@JenH I hear you, but DC is the same cost of living as LA. I think part of the problem, as I mentioned up top just now, is that debt is not considered when talking about income. We should probably be talking about debt as part of conversations about income. (I'd love to see how the "you make more with a bachelor degree" data works with average student loan debt, for instance.)
@poptastic This is definitely true. My broad plan has always been "make as much money as early as possible, then figure out what to do next," so if the bottom falls out of my career I've got a few backup ideas, slash I can always turn into a househusband. @lizard, everyone else: Do you all really think that "rich" means "top .5% of income for your city"? That's kind of extreme! I'd also point out that I can save this well because I have no debt, which doesn't usually get factored into conversations about income. All of the "median income" numbers should also imply "median debt held."
@Mike Wachs@twitter FALSE
@Megano! You never know! Maybe you'll realize in a few years that all along you've wanted to be a [copyright lawyer/statistician for a major insurer/real estate mogul]
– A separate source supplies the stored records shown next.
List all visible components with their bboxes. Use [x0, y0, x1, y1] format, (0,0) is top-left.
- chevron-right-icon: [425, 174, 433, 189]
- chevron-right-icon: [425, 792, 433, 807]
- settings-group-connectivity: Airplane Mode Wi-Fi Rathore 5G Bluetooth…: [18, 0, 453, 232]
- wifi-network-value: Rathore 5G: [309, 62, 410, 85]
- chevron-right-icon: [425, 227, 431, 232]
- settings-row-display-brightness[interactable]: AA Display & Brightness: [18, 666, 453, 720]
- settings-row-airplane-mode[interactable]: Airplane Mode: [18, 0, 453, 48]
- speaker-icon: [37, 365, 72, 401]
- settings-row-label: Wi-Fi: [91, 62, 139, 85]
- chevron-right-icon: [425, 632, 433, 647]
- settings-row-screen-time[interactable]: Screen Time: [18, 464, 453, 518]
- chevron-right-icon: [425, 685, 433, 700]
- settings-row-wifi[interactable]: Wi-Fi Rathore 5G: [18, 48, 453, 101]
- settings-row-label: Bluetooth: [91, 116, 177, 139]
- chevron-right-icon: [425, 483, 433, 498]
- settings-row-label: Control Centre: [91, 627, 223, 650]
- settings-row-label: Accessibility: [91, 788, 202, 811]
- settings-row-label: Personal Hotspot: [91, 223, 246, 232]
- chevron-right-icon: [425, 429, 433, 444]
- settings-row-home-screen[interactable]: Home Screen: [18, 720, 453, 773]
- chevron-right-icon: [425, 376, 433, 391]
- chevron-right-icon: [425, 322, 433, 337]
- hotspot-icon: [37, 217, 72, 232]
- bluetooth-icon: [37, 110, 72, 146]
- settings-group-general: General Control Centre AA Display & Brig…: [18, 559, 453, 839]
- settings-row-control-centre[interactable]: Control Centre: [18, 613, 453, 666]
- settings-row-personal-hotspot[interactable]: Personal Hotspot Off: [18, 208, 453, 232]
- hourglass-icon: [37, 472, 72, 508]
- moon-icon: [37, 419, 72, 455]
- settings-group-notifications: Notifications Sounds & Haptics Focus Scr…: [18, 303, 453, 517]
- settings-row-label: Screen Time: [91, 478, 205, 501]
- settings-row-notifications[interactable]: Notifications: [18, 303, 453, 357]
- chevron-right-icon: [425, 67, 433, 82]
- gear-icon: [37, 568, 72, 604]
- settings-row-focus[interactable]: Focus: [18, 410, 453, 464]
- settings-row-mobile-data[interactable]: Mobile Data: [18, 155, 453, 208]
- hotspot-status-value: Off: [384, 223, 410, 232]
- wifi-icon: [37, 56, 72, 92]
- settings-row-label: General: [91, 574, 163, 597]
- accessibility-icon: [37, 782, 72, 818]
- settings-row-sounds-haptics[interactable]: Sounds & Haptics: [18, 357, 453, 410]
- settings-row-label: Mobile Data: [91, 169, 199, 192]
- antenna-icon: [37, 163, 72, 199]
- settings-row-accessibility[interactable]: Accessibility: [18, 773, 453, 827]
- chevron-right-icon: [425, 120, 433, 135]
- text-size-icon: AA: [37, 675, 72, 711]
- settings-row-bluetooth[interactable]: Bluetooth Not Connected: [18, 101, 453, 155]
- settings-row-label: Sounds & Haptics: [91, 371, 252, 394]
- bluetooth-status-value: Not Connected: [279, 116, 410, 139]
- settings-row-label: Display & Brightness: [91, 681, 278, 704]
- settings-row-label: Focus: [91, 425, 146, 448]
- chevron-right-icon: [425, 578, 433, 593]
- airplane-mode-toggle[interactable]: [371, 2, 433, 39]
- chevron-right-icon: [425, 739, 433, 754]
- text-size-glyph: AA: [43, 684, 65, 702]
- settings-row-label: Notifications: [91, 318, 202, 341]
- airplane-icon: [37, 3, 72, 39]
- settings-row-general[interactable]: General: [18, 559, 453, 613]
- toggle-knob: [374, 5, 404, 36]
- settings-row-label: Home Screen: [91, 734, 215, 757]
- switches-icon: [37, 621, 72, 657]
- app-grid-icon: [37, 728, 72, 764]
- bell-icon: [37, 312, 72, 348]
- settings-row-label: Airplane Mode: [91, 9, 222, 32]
@TheclaAndTheSeals It's best to find a helicopter broker rather than buying one on your own. #RichDudeTip
@Clare Hah. They pay me when they get to it. Most of them are net 30, so I get a check 30 days after I invoice. All of them mail me checks, although I think some have given me the option of doing direct deposit and I just didn't take them up on it. I set aside most of my check for long-term savings, which includes stuff like year-end taxes, mostly by not putting it in the checking account I use for day to day expenses. However, I just saw an accountant, and soon I will be incorporating, which means all my clients will pay my company, and I'll draw a paycheck from my company as an employee. Much simpler.
@TheDilettantista Yes. And I know people who choose to make less money, and just work 2/3rd of the year. If their rates are like mine, they'd clearly still be pretty well off! I'm too high anxiety/type A to do that though. If I stop working for more than a week I get jittery.
@TheDilettantista My company shut down there 401k program a year after I joined them. They also bumped up my health insurance contributions two years into the job. This is part of why I left to go freelance. Once they bumped up my insurance, I ran the math to see what it was costing them/me, and what it'd cost to self-insure. The swing was about 5000 more dollars spent on insurance per year, which is a bummer but is also far less than the money I'm making. I actually went through an insurance broker for a while, which is a real job that exists, and he got me on some solid individual insurance. Then I got married, and now I'm on my wife's school's insurance. Marriage! My personal experience has been that you get about 25% extra in little things - vacation days, health insurance, 401k matching - when you're staff. I make about double what I was making when I quit, so it works out for me.
@eraserface Don't feel guilty! You're doing great!